Pierre Amoyal, confessions d’un violoniste

Livre Le musicien se révèle lors d’entretiens

Qui dit Pierre Amoyal, pense au précieux violon Stradivarius (le «Kochanski») qu’il s’était fait voler en 1987 avant de le récupérer au terme d’une traque. L’incident a fait l’objet d’un livre, Pour l’amour d’un Stradivarius , paru en 2004 chez Robert Laffont. Voici un nouveau livre, sous forme d’entretiens, mené par le musicologue Antonin Scherrer.

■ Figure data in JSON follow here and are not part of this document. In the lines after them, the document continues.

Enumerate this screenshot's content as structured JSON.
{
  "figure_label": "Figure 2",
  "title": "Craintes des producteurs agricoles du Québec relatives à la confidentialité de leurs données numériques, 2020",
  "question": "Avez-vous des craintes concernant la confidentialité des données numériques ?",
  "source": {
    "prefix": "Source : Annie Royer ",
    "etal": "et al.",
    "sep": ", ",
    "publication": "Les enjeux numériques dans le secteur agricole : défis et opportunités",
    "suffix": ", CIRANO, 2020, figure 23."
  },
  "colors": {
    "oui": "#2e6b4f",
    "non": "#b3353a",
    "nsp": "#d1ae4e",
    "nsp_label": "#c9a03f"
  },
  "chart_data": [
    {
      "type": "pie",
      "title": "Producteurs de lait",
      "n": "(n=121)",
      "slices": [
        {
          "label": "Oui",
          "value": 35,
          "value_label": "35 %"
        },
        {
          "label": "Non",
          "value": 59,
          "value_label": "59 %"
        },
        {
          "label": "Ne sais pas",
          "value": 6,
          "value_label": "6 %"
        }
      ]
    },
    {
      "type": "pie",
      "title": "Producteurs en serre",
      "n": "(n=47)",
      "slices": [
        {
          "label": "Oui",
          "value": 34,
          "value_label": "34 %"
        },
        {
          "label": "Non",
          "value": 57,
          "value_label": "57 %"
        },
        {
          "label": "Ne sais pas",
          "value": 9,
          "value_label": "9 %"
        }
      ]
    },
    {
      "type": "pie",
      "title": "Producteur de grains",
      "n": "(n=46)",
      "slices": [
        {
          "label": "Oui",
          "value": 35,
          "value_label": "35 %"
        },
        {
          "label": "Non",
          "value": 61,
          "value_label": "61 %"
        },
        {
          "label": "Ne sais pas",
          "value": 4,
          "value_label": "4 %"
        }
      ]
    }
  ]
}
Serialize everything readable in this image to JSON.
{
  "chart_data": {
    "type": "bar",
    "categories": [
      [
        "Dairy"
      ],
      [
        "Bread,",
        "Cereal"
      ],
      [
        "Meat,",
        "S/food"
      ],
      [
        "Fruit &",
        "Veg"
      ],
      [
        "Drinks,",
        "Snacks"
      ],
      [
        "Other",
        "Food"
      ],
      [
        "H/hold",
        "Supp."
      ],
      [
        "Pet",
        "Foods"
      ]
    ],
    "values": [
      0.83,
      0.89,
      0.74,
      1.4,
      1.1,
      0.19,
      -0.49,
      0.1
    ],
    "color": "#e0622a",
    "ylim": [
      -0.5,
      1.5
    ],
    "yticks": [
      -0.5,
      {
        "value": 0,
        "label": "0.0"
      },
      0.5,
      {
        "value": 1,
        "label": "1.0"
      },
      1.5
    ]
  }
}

On y apprend la vocation de Pierre Amoyal qui, très jeune, a montré des prédispositions pour le violon. La figure du grand Jascha Heifetz se détache en filigrane de ces conversations – d’où le titre Pierre Amoyal: dans la lumière de Heifetz . Le maître a accompagné le violoniste français dans son ascension, alors que celui-ci avait reçu l’accord de David Oïstrakh pour se perfectionner dès 17 ans à Moscou.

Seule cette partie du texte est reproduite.